The acoustic correlates of lexical stress in Israeli Hebrew

Publication date: May 2016 Source:Journal of Phonetics, Volume 56 Author(s): Vered Silber-Varod, Hagit Sagi, Noam Amir Lexical stress is an omnipresent phenomenon in spoken language, serving in many cases to disambiguate lexically identical words. Lexical stress in Spoken Israeli Hebrew is usually either penultimate or final, however its prosodic cues have not been measured systematically. In the present study the acoustics of lexical stress were characterized in detail. A list of 34 two-syllable stress-based minimal pairs was collected, where each word form has a different meaning. Each lexical word was embedded in a carrier sentence, thus creating 68 sentences, in which each word-form appeared once in sentence-middle position.
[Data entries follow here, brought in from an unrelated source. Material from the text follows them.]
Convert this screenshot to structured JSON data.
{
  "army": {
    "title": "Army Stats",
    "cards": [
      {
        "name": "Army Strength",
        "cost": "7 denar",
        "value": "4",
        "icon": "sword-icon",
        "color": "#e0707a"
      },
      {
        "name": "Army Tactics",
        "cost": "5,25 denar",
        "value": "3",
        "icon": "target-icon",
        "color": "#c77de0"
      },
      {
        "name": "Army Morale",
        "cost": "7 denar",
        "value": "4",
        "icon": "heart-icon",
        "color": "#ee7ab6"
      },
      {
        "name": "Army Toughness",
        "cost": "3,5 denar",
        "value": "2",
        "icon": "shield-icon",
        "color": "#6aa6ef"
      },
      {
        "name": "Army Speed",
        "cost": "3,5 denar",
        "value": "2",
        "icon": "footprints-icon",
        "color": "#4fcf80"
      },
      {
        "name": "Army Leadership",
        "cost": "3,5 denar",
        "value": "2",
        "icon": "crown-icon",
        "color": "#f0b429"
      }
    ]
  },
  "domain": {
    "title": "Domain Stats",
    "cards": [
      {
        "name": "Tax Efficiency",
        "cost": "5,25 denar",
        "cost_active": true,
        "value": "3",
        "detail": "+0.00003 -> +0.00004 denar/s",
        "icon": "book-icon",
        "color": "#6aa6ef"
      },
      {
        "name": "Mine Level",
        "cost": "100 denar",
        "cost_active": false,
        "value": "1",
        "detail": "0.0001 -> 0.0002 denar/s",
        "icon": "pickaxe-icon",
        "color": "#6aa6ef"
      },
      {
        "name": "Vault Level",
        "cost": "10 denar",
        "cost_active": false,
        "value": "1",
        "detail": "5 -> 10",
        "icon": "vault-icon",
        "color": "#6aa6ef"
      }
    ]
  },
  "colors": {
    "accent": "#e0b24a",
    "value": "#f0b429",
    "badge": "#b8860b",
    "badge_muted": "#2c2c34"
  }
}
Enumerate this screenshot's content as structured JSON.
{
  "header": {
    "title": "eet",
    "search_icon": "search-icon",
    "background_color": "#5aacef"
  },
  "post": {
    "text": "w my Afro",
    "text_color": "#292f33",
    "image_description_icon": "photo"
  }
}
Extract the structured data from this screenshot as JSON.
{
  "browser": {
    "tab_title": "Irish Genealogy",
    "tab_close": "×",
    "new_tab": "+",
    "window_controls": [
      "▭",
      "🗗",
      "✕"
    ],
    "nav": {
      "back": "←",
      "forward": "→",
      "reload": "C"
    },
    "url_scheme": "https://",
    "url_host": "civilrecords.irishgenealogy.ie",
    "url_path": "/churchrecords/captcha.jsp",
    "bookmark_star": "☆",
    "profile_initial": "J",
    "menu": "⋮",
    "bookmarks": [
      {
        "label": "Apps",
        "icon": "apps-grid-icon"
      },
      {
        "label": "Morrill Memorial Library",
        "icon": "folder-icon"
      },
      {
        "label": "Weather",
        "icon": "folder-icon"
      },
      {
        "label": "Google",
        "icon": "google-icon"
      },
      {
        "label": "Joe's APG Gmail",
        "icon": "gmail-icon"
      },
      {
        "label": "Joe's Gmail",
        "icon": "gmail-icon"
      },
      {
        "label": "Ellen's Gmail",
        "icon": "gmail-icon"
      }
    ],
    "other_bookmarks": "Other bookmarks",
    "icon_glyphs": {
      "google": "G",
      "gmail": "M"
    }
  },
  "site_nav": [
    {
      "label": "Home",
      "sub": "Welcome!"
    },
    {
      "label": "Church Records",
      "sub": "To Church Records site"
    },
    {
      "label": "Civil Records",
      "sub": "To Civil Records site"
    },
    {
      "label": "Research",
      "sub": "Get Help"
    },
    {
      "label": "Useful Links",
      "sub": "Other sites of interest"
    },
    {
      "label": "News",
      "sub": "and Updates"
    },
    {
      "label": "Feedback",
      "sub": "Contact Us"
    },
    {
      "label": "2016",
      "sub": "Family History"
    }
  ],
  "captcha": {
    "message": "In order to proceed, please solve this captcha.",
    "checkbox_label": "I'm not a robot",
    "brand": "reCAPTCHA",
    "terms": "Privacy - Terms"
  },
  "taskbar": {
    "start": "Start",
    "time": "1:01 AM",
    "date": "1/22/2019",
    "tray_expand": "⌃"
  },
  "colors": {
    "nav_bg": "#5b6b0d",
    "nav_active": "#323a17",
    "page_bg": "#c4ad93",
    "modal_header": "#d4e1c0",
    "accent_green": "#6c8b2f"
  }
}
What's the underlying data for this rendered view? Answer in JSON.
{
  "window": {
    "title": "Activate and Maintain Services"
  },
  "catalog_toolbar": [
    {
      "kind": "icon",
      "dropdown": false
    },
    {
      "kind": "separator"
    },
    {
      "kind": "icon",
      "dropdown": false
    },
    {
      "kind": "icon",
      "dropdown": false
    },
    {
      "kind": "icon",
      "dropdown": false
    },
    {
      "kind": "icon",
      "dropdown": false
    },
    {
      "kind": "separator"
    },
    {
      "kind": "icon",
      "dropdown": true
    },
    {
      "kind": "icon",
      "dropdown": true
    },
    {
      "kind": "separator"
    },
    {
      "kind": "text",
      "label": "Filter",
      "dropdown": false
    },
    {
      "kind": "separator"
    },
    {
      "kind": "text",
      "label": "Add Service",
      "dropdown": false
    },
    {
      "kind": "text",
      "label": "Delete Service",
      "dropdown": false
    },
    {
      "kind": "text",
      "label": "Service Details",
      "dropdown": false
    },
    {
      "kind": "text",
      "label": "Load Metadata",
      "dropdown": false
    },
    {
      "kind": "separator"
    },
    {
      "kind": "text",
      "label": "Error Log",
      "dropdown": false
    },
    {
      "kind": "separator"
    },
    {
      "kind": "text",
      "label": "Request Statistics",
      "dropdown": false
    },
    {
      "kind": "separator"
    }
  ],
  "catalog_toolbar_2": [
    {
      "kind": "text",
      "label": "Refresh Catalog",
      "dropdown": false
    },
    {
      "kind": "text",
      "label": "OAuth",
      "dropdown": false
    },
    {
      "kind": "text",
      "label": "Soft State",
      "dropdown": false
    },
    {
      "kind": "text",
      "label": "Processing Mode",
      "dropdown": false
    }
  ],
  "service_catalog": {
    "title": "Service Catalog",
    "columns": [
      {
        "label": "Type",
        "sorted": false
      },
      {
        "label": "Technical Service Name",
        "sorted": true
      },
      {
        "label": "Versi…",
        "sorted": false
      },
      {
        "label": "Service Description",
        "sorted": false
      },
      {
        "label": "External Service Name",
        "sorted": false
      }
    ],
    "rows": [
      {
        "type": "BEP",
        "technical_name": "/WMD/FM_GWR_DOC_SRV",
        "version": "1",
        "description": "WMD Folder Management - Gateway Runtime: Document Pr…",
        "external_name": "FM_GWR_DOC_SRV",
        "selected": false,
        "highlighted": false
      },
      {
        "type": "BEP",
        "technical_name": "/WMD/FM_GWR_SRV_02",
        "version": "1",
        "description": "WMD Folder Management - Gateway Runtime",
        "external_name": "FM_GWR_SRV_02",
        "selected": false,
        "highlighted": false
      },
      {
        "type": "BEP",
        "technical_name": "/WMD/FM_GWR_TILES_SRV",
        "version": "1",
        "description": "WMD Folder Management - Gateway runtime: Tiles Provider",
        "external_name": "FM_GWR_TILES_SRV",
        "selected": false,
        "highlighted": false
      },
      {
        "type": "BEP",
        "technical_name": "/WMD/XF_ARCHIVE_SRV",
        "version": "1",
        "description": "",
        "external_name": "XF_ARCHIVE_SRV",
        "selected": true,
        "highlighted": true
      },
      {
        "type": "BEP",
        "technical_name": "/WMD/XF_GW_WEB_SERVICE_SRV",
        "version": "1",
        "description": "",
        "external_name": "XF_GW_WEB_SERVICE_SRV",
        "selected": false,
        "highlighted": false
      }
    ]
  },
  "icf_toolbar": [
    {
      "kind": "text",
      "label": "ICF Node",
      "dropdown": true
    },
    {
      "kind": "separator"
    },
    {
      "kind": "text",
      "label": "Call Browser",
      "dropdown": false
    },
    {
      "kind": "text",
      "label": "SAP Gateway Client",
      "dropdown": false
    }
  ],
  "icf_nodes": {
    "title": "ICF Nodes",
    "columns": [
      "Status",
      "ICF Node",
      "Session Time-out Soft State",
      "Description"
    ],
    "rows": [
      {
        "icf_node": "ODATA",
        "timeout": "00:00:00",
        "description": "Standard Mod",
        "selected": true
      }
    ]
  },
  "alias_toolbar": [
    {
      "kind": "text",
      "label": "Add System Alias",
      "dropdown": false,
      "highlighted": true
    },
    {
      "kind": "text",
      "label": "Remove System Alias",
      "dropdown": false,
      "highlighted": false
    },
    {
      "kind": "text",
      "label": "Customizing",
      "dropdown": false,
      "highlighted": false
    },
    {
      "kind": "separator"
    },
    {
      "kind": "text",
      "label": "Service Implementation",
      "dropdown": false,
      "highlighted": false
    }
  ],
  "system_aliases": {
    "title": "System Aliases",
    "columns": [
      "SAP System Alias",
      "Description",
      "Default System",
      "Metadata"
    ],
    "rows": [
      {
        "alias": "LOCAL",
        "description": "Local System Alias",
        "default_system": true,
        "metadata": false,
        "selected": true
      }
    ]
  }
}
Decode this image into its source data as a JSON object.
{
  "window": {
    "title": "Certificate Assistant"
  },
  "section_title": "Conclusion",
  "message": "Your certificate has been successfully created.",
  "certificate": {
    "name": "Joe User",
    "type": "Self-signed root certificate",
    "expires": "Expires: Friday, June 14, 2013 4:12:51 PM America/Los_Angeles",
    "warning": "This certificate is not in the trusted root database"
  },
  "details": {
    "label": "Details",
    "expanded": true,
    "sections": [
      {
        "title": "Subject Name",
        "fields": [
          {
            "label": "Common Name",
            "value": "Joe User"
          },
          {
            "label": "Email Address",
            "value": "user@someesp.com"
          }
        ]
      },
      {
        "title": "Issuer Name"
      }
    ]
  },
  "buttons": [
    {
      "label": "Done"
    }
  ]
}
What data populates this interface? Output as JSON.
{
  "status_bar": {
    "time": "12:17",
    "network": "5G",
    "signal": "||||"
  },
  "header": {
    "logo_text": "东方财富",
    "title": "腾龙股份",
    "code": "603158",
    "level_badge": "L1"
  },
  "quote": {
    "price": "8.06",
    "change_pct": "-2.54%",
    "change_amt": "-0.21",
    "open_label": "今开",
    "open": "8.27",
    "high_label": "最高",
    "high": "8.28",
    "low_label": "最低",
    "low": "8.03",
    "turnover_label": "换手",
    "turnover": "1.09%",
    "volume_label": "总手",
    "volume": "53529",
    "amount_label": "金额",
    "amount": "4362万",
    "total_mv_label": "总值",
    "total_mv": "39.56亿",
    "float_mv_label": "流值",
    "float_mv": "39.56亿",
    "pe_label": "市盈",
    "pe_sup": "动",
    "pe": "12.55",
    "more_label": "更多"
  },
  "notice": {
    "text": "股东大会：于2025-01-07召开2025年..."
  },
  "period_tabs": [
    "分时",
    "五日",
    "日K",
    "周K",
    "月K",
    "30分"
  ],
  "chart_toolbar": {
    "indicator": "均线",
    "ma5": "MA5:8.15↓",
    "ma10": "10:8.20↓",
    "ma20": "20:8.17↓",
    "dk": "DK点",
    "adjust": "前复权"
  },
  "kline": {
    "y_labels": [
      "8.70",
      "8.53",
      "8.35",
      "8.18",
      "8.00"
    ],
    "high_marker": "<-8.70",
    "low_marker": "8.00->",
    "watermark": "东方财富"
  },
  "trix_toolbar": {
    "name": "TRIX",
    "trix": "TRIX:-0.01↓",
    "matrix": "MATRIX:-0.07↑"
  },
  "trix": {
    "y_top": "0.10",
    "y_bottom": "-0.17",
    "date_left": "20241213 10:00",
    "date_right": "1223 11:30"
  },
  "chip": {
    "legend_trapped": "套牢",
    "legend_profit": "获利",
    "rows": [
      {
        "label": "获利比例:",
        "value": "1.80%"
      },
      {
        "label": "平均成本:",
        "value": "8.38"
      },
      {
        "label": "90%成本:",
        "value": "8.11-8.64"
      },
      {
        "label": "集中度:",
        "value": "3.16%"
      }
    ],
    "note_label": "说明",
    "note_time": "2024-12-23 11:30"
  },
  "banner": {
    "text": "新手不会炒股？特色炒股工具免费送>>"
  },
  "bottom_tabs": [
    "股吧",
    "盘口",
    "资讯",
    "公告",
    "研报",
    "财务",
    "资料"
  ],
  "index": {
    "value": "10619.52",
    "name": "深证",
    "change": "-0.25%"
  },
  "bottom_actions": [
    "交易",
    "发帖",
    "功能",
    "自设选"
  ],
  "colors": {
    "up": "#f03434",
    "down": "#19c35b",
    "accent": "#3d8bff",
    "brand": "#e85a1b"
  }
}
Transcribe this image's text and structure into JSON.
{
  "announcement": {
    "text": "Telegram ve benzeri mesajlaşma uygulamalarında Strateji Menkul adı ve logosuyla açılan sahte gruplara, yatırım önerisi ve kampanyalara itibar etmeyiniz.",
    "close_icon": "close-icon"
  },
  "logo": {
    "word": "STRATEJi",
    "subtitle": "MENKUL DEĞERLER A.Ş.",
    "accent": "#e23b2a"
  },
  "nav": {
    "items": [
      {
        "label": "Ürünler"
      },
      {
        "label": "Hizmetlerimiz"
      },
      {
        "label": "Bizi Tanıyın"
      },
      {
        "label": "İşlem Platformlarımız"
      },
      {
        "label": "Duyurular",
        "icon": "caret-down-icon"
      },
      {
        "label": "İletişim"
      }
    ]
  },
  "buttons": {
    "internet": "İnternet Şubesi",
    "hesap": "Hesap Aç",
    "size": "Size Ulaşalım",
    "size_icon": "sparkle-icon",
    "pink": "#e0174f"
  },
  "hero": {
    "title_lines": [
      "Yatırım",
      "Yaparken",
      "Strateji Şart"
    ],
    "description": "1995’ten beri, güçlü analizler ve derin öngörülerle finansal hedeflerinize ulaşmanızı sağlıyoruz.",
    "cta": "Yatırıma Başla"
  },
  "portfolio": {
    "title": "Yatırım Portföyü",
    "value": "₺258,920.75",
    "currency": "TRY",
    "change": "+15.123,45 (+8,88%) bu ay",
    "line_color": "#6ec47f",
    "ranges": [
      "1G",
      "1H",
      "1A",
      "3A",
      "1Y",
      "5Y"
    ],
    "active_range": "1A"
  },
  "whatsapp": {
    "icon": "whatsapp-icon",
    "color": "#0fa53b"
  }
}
Thirty speakers, gender balanced, uttered each sentence, giving a total of 2040 utterance productions. All syllable and vowel boundaries of the target words were annotated manually, and three acoustical parameters – duration, f0 and intensity – were measured for each nucleus vowel. Statistical analysis revealed that vowel duration was the dominant marker of Hebrew lexical stress; f0 played a minor role in indicating stress; while intensity played a more prominent role than f0. Regression analysis showed that the above three cues explained 80% of the variance, with duration contributing 77% and intensity and f0 1.5% each.